A judge said Thursday that Fort Worth may search for a new police chief to replace former chief Joel Fitzgerald, who is suing the city after he was forced out, the Fort Worth Star-Telegram reported.
The order from State District Judge Gena Slaughter overturns her previous temporary injunction blocking the city from hiring a new chief while Fitzgerald’s lawsuit is pending. However, she chided the city, saying the “timing of this smells.”
Slaughter pointed to two performance evaluations offered to Fitzgerald for his signature that were both about a year late, and she said the city didn’t adequately investigate a confrontation between Fitzgerald and a police union official at a conference in Washington, D.C., that city administrators cite as a major reason they asked for Fitzgerald’s resignation.

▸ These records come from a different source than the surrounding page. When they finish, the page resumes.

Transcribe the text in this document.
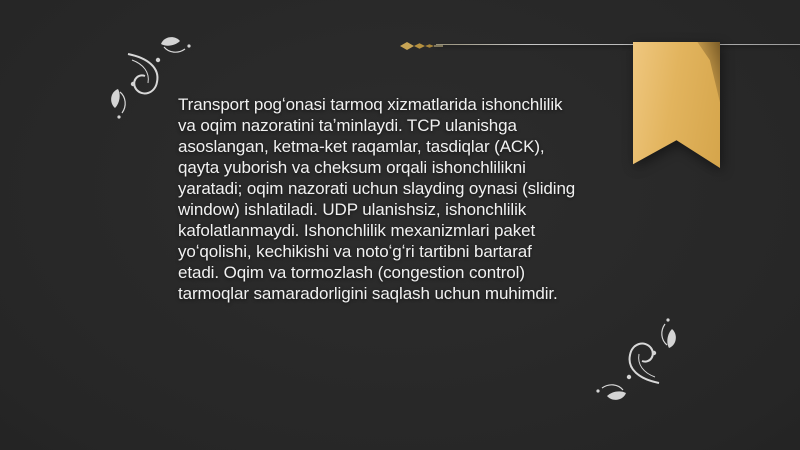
Transport pogʻonasi tarmoq xizmatlarida ishonchlilik
va oqim nazoratini taʼminlaydi. TCP ulanishga
asoslangan, ketma-ket raqamlar, tasdiqlar (ACK),
qayta yuborish va cheksum orqali ishonchlilikni
yaratadi; oqim nazorati uchun slayding oynasi (sliding
window) ishlatiladi. UDP ulanishsiz, ishonchlilik
kafolatlanmaydi. Ishonchlilik mexanizmlari paket
yoʻqolishi, kechikishi va notoʻgʻri tartibni bartaraf
etadi. Oqim va tormozlash (congestion control)
tarmoqlar samaradorligini saqlash uchun muhimdir.
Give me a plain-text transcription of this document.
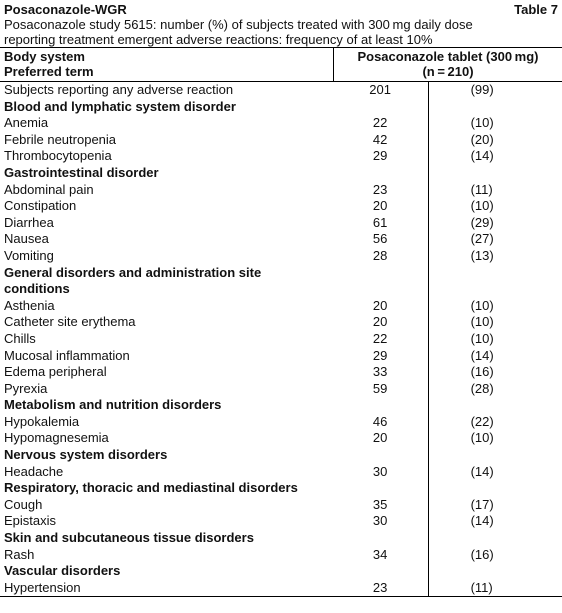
Posaconazole-WGR	Table 7
Posaconazole study 5615: number (%) of subjects treated with 300 mg daily dose
reporting treatment emergent adverse reactions: frequency of at least 10%
Body system
Preferred term
Posaconazole tablet (300 mg)
(n = 210)
Subjects reporting any adverse reaction	201	(99)
Blood and lymphatic system disorder		
Anemia	22	(10)
Febrile neutropenia	42	(20)
Thrombocytopenia	29	(14)
Gastrointestinal disorder		
Abdominal pain	23	(11)
Constipation	20	(10)
Diarrhea	61	(29)
Nausea	56	(27)
Vomiting	28	(13)
General disorders and administration site		
conditions		
Asthenia	20	(10)
Catheter site erythema	20	(10)
Chills	22	(10)
Mucosal inflammation	29	(14)
Edema peripheral	33	(16)
Pyrexia	59	(28)
Metabolism and nutrition disorders		
Hypokalemia	46	(22)
Hypomagnesemia	20	(10)
Nervous system disorders		
Headache	30	(14)
Respiratory, thoracic and mediastinal disorders		
Cough	35	(17)
Epistaxis	30	(14)
Skin and subcutaneous tissue disorders		
Rash	34	(16)
Vascular disorders		
Hypertension	23	(11)
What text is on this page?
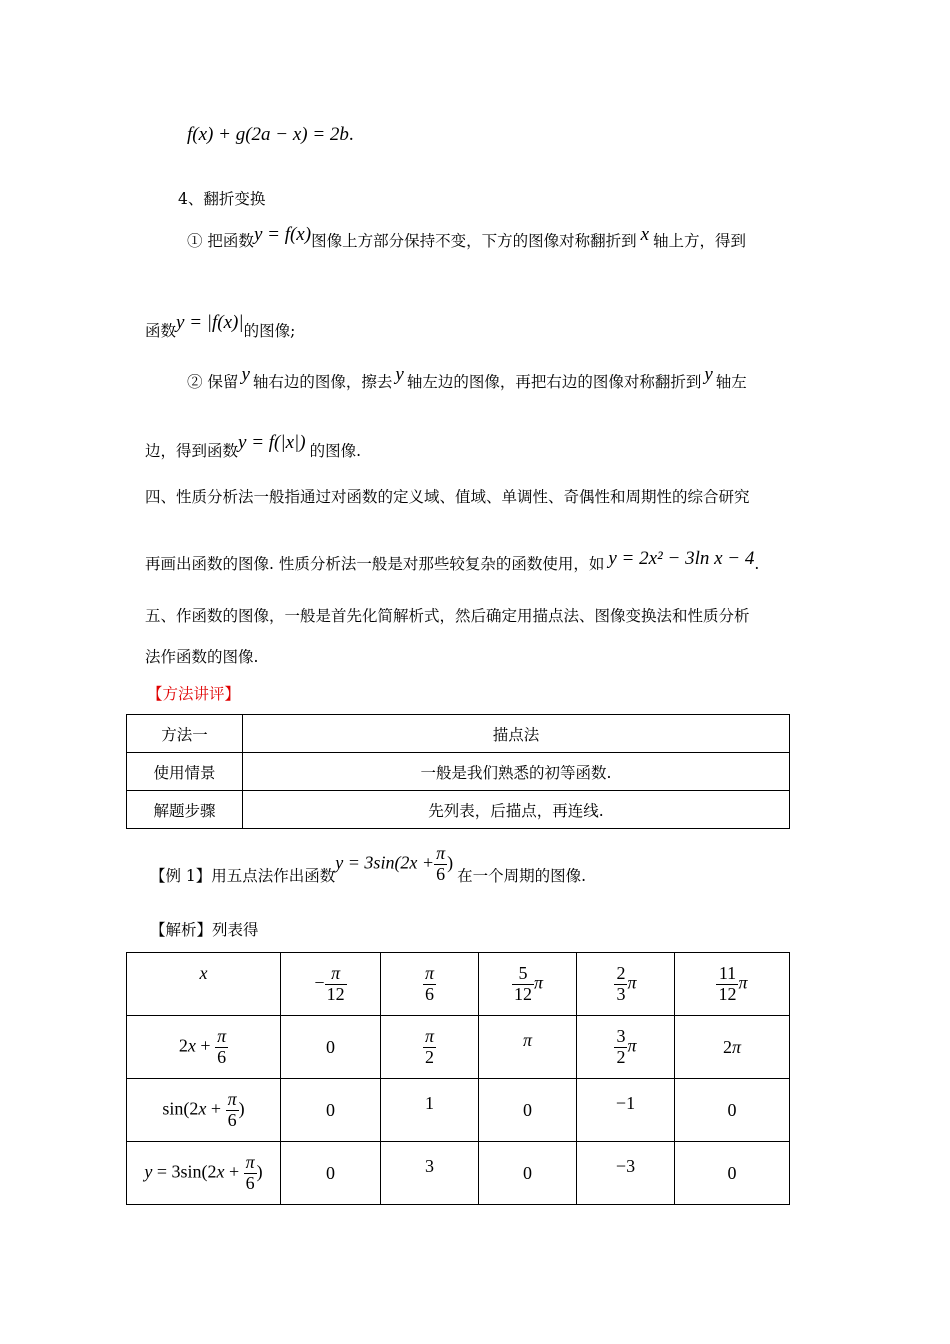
f(x) + g(2a − x) = 2b.
4、翻折变换
① 把函数y = f(x)图像上方部分保持不变，下方的图像对称翻折到 x 轴上方，得到
函数y = |f(x)|的图像;
② 保留 y 轴右边的图像，擦去 y 轴左边的图像，再把右边的图像对称翻折到 y 轴左
边，得到函数y = f(|x|) 的图像.
四、性质分析法一般指通过对函数的定义域、值域、单调性、奇偶性和周期性的综合研究
再画出函数的图像. 性质分析法一般是对那些较复杂的函数使用，如 y = 2x² − 3ln x − 4.
五、作函数的图像，一般是首先化简解析式，然后确定用描点法、图像变换法和性质分析
法作函数的图像.
【方法讲评】
方法一	描点法
使用情景	一般是我们熟悉的初等函数.
解题步骤	先列表，后描点，再连线.
【例 1】用五点法作出函数$y = 3\sin(2x + \frac{\pi}{6}$ )在一个周期的图像.
【解析】列表得
x	− $\frac{\pi}{12}$	$\frac{\pi}{6}$	$\frac{5}{12}$ π	$\frac{2}{3}$ π	$\frac{11}{12}$ π
$2x + \frac{\pi}{6}$	0	$\frac{\pi}{2}$	π	$\frac{3}{2}$ π	2π
$\sin(2x + \frac{\pi}{6}$ )	0	1	0	−1	0
$y = 3\sin(2x + \frac{\pi}{6}$ )	0	3	0	−3	0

“I’m seriously concerned about the behavior of the city’s officials,” Slaughter said, according to the News.
She also described City Manager David Cooke’s testimony as questionable and said the city’s charter is confusing and ambiguous, the News reported.
City Attorney Carolyn McFatridge said the judge only got a “Readers Digest” version of the case and she is confident jurors would come to a different conclusion.
A spokeswoman for the city told the newspaper that the search for a new chief hasn’t started yet. Ed Kraus is serving as interim chief.
“The city manager needs to run the business, and the court does not need to be in the middle of that,” McFatridge said. “This will allow the city manager and the city council to run the business of the city and the police department in the way they see that’s best for our citizens.”
Fitzgerald’s attorney, Stephen Kennedy, said he’s ready to go to trial. Fitzgerald’s whistleblower lawsuit against the city alleges he was fired for trying to report to the FBI that city employees were making unauthorized use of a federal criminal database. Two former Fort Worth information technology workers who were fired have filed similar lawsuits.
Fitzgerald seeks his job back, in the lawsuit.
“Judging by what you heard in the courtroom today, her chastising the city for the way things were done here will play well in the future for us,” Fitzgerald said. “I think again, we’re looking at a jury of our peers and again, I think anyone who looks at this critically … might think we deserve another shot.”